Ella había roto en pedazos un trozo de papel para encender velas, pajuela lo llaman; arrojó al fuego un fragmento tras otro y contempló cómo se consumían pensativamente. No dijo nada.

—¿Cómo se ha enterado de lo que parece saber sobre mis intenciones?

—No sé nada; acabo de descubrirlo; yo hablaba al azar.

—Su azar parece adivinación. Nunca volveré a ser preceptor; jamás volveré a tener un pupilo después de Henry y de usted; nunca más volveré a sentarme diariamente a la mesa de otro hombre, ni seré el apéndice de una familia. Soy un hombre de treinta años; jamás he sido libre desde que era un niño de diez. Es tanta mi sed de libertad, siento una pasión tan profunda por conocerla y hacerla mía, un deseo de día y un anhelo de noche tan grandes por obtenerla y poseerla, que incluso cruzaría el Atlántico para conseguirla; la seguiré hasta el corazón de los bosques vírgenes. No aceptaré a una salvaje como esclava; no podría ser una esposa. No conozco a ninguna mujer blanca a la que ame que quiera acompañarme, pero estoy convencido de que me aguarda la libertad, sentada bajo un pino. Cuando la llame, vendrá a mi casa de troncos y colmará mi abrazo.

Shirley no pudo oírme hablar así sin sentirse conmovida, y ciertamente se conmovió. Era bueno; era lo que yo pretendía. No pudo responderme, ni mirarme; yo habría lamentado que hubiera podido hacerlo. Tenía las mejillas encendidas como si una flor de color carmesí, a través de cuyos pétalos brillara el sol, hubiera arrojado su luz sobre ella. En los párpados blancos y las cejas negras de sus ojos bajos temblaba cuanto de delicado hay en un sentido del pudor entre doloroso y placentero.
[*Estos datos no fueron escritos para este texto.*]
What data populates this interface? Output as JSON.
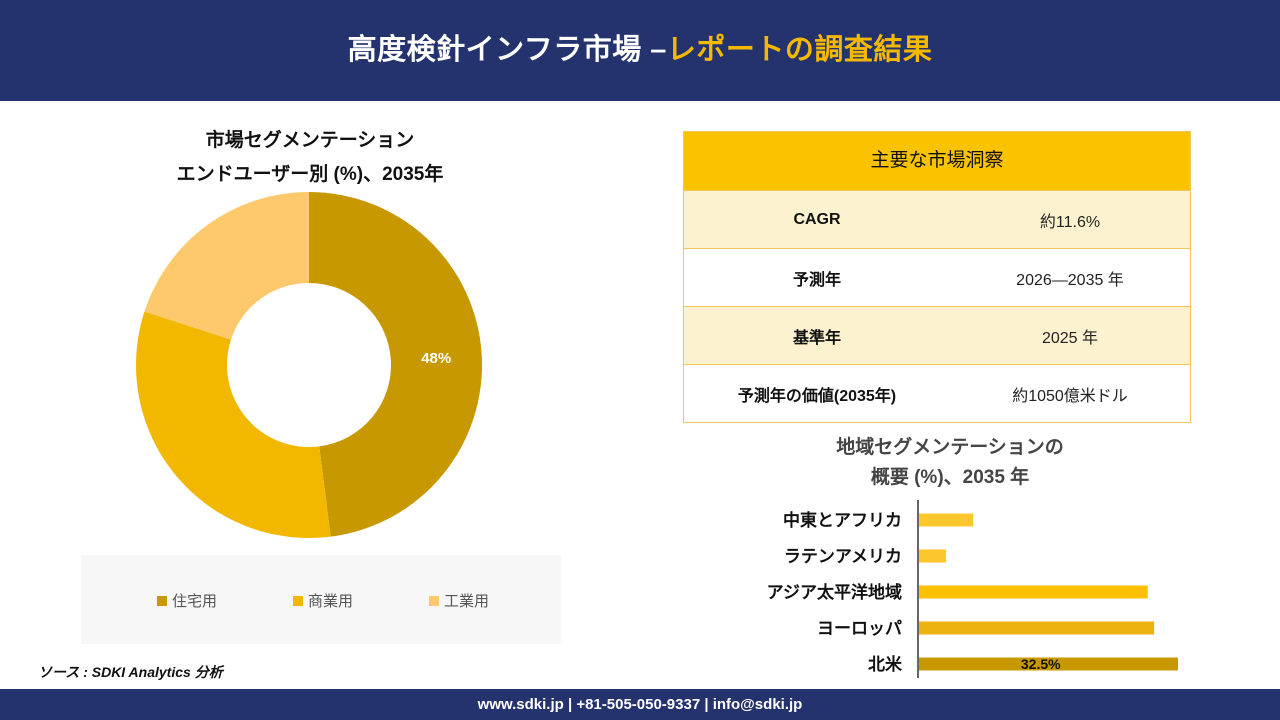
{
  "header": {
    "title_main": "高度検針インフラ市場 –",
    "title_accent": "レポートの調査結果"
  },
  "donut": {
    "title_line1": "市場セグメンテーション",
    "title_line2": "エンドユーザー別 (%)、2035年"
  },
  "table": {
    "heading": "主要な市場洞察",
    "rows": [
      {
        "label": "CAGR",
        "value": "約11.6%"
      },
      {
        "label": "予測年",
        "value": "2026—2035 年"
      },
      {
        "label": "基準年",
        "value": "2025 年"
      },
      {
        "label": "予測年の価値(2035年)",
        "value": "約1050億米ドル"
      }
    ]
  },
  "bar_section": {
    "title_line1": "地域セグメンテーションの",
    "title_line2": "概要 (%)、2035 年"
  },
  "source": "ソース : SDKI Analytics 分析",
  "footer": {
    "contact": "www.sdki.jp | +81-505-050-9337 | info@sdki.jp"
  },
  "chart_data": [
    {
      "type": "pie",
      "title": "市場セグメンテーション エンドユーザー別 (%)、2035年",
      "categories": [
        "住宅用",
        "商業用",
        "工業用"
      ],
      "values": [
        48,
        32,
        20
      ],
      "data_labels": [
        "48%",
        "",
        ""
      ],
      "colors": [
        "#c89800",
        "#f2b800",
        "#fdc96c"
      ],
      "donut": true,
      "legend": "bottom"
    },
    {
      "type": "bar",
      "orientation": "horizontal",
      "title": "地域セグメンテーションの 概要 (%)、2035 年",
      "categories": [
        "中東とアフリカ",
        "ラテンアメリカ",
        "アジア太平洋地域",
        "ヨーロッパ",
        "北米"
      ],
      "values": [
        6.8,
        3.4,
        28.7,
        29.5,
        32.5
      ],
      "data_labels": [
        "",
        "",
        "",
        "",
        "32.5%"
      ],
      "colors": [
        "#fcc72c",
        "#fcc72c",
        "#fcc000",
        "#ecb310",
        "#c89800"
      ],
      "xlim": [
        0,
        33
      ]
    }
  ]
}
Pronto pudo dominar su emoción y reprimir sus sentimientos. Vi que había notado la insurrección y despertaba para aplastarla; se sentó. Pude leer la expresión de su cara; decía: «Veo la línea que es mi límite; no hay nada que pueda hacer que lo traspase. Siento, sé hasta dónde puedo revelar mis sentimientos, y cuándo debo cerrar el libro. He avanzado cierta distancia, toda la que me permite la naturaleza auténtica y soberana de mi sexo. Aquí me planto. Mi corazón puede romperse si es rechazado; que se rompa, jamás me deshonrará, jamás deshonrará a mis hermanas. ¡Sufrir antes que rebajarse! ¡Muerte antes que traición!».

Yo, por mi parte, me decía: «Si ella fuera pobre, estaría a sus pies. Si fuera menor su rango, la estrecharía entre mis brazos. Su dinero y su posición son dos grifos que la guardan, uno a cada lado. El amor mira y suspira, pero no se atreve. La pasión revolotea sobre ella, pero se mantiene a raya. La verdad y la devoción se espantan. No hay nada que perder en ganarla, no hay que hacer sacrificio alguno; el beneficio es neto y, por lo tanto, indescriptiblemente difícil».